# layering vinyl for rhinestone templates?



## Brewzer (Oct 2, 2010)

Has anyone tried layering 3mm vinyl and cutting templates from it? I know it would mean an extra step, but i do vinyl signs and banners, and always have scraps laying around.


----------



## Twanabee (Sep 14, 2009)

This has been talked about before. It can be done but I don't think it's worth the effort and time to do it. Hartco or Graphtec pink material is not that expensive.


----------



## My Shirt Connect (Jan 24, 2010)

Brewzer said:


> Has anyone tried layering 3mm vinyl and cutting templates from it? I know it would mean an extra step, but i do vinyl signs and banners, and always have scraps laying around.

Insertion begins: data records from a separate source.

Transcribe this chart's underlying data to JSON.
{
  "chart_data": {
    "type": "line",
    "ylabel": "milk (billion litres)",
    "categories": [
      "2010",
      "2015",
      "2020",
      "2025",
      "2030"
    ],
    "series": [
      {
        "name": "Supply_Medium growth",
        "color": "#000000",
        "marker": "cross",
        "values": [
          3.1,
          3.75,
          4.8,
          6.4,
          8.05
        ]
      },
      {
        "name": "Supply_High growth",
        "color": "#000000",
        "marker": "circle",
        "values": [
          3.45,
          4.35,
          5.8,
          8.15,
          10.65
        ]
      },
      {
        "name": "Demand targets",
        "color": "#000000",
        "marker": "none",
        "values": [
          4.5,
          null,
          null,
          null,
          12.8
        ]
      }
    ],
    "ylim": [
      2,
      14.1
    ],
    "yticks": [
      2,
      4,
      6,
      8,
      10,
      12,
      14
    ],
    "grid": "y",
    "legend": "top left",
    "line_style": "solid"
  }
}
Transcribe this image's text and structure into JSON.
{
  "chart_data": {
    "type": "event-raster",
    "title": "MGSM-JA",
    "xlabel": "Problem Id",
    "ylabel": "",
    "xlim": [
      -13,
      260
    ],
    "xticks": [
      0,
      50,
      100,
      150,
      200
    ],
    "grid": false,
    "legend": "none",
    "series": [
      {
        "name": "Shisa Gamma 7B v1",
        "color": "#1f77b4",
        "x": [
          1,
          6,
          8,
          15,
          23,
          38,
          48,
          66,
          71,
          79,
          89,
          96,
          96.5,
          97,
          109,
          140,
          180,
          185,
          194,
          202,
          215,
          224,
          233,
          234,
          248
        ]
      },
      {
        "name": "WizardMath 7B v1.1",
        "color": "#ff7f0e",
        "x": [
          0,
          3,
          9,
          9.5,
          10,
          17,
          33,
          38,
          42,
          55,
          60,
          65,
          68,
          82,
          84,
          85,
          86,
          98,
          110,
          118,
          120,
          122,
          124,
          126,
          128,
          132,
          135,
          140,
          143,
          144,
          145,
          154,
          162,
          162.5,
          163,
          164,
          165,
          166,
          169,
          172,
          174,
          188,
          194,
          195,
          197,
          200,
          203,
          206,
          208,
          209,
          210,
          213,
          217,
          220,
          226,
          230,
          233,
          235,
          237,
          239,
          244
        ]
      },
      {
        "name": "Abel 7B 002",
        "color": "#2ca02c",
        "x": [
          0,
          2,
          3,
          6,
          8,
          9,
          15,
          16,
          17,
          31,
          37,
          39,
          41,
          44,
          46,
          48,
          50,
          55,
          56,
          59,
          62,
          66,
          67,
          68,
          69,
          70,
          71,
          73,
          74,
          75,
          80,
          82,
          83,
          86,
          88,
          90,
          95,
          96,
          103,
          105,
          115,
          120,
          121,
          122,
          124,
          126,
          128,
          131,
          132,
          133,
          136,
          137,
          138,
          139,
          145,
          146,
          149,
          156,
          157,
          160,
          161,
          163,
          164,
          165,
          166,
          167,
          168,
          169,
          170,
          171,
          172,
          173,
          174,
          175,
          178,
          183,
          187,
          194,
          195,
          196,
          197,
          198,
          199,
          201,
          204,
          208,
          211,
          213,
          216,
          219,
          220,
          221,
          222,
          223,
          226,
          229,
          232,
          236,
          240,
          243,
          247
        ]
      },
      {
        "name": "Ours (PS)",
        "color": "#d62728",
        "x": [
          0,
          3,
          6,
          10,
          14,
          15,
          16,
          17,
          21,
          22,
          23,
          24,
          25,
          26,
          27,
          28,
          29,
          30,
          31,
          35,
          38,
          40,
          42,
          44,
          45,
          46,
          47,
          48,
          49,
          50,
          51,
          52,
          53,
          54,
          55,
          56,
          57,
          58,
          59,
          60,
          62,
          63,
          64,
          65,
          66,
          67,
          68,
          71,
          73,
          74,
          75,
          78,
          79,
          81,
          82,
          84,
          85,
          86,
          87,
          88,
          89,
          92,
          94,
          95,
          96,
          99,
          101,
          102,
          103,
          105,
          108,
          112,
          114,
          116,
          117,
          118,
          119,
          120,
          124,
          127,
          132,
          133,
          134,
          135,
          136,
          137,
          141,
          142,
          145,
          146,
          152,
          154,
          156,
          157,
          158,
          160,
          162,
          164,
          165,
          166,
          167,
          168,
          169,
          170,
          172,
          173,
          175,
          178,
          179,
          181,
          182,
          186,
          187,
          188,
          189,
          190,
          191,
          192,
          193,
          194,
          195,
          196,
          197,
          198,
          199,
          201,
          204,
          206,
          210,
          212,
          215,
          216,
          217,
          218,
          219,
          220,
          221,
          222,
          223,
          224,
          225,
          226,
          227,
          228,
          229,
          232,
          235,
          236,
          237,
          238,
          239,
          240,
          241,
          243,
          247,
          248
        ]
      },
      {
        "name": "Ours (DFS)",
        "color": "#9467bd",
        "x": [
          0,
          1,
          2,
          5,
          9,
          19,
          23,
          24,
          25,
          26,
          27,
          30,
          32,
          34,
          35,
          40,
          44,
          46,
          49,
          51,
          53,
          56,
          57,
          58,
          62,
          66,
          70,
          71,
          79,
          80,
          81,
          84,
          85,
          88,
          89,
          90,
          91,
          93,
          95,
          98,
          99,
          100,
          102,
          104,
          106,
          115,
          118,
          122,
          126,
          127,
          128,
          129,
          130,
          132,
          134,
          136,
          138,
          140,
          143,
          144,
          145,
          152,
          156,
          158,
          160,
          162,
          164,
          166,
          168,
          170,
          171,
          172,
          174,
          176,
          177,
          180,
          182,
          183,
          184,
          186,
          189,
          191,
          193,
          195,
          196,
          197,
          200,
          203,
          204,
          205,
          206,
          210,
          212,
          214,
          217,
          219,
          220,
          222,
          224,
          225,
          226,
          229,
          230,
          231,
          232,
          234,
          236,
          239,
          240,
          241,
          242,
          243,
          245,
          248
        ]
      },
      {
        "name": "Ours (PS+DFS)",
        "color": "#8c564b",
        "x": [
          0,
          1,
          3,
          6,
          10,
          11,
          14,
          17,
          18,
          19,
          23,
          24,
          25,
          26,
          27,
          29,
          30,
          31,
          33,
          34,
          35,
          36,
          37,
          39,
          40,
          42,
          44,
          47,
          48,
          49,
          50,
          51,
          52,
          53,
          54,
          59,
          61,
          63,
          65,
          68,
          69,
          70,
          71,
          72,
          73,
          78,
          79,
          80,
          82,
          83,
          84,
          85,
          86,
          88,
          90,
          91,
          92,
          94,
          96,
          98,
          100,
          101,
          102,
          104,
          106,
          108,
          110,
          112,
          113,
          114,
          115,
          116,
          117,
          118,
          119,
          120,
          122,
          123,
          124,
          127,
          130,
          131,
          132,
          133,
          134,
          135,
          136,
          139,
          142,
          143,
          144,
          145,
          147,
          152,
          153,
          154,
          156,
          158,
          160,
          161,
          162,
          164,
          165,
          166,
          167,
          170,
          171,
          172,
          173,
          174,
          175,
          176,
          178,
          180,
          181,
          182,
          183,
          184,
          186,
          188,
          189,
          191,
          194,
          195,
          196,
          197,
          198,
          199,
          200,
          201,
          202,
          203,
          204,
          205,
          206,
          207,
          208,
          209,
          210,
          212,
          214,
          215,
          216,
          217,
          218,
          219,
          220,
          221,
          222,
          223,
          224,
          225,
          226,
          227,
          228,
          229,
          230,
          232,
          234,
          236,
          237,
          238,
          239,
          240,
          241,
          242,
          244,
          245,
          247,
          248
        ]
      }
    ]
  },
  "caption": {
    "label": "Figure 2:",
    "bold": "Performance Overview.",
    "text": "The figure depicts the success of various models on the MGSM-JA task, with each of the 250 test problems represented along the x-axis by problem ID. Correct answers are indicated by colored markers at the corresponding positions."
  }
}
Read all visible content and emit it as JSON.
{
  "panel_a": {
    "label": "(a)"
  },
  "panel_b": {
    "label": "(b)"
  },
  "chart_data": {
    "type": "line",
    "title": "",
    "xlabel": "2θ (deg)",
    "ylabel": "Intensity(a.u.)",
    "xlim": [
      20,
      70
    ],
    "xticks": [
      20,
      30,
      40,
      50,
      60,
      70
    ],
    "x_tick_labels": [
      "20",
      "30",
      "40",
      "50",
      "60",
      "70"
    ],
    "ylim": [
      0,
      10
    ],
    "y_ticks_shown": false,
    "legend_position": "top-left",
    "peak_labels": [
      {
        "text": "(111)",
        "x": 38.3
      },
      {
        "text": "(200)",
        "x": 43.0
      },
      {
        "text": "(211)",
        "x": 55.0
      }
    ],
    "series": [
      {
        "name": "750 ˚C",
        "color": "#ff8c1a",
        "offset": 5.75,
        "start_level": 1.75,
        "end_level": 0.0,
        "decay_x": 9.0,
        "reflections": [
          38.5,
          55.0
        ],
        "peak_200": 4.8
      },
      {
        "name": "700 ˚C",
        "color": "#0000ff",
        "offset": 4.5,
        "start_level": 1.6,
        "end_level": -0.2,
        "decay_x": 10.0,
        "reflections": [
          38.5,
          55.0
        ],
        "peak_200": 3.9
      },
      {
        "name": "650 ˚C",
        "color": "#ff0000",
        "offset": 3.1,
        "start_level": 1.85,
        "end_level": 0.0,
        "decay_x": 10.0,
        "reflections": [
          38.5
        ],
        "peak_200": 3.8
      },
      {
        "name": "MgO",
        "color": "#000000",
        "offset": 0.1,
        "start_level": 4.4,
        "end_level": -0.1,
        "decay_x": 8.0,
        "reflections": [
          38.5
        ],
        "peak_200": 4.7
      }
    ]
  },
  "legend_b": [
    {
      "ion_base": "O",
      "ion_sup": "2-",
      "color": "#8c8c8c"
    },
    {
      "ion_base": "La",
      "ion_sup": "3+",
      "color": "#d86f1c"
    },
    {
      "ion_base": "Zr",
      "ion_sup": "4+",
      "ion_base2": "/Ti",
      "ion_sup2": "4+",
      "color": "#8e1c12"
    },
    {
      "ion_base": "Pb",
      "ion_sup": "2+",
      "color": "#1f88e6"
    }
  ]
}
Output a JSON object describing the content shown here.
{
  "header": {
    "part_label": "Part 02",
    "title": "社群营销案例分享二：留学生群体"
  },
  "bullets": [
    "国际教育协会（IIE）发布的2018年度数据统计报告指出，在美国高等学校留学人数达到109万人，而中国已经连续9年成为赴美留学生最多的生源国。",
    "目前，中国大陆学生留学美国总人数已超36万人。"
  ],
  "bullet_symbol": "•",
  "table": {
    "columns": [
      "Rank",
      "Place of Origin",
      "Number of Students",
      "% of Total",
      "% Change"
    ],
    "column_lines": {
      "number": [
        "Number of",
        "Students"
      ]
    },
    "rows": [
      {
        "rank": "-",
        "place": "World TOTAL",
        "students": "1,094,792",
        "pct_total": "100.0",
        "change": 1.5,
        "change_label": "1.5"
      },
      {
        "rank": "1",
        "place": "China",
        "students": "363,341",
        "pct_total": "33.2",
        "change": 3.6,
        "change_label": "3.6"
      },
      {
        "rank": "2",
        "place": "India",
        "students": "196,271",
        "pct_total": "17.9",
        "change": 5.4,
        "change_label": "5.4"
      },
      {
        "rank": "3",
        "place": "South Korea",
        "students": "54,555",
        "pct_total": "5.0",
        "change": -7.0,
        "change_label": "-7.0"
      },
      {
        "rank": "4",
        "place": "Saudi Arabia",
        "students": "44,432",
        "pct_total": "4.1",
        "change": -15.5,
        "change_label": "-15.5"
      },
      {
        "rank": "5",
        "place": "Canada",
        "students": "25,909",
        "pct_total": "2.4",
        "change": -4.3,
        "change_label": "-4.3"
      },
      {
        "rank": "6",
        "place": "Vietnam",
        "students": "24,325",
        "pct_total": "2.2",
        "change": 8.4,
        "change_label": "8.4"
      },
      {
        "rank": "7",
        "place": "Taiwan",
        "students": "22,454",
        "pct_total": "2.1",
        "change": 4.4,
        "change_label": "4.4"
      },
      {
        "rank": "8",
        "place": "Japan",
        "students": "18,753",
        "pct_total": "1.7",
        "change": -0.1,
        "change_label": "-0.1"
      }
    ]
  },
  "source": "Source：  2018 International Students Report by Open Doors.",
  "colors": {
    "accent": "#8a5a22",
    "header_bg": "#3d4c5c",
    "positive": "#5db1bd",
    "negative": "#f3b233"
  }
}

I believe you have to layer more than 4 pieces for it to start working which makes it harder and harder to cut. Then the lift is hard because the hotfix tape sticks to the vinyl really good. 

Best thing to do is to try it yourself since you have the scraps


----------



## sjidohair (Apr 9, 2008)

Yep alot of us tried that along time ago, and getting the vinyl all layered up was interesting,, or it got to thick to cut decent,, and then it attracted static like crazy,,,,,,,,,,,

we also used drill presses for plastic folders,, we got from the dollar store, and paper punches,,, oilboard and more,,,,


----------



## idonaldson (Sep 29, 2008)

Have tried it all mentioned above - except the layer part. Always used single layer of twill or flock with decent results. for me it was more for small production - I went with the IOline for higher production - I will let you know what is next - I am thinking more of sequins - more bling.


----------



## DivineBling (Sep 14, 2010)

I would think that layering would not work because each layer would stretch at a different rate or in different directions, making it impossible for the stones to fall into the holes.


----------



## idonaldson (Sep 29, 2008)

I agree - with divinebling - on the layering - but it has been a while ago - Twill was used straight - I cut weeded and heat press the flock to a backer board - I believe I had to adjust the holes for the heat process. The sticky flock is much easier and quicker.


----------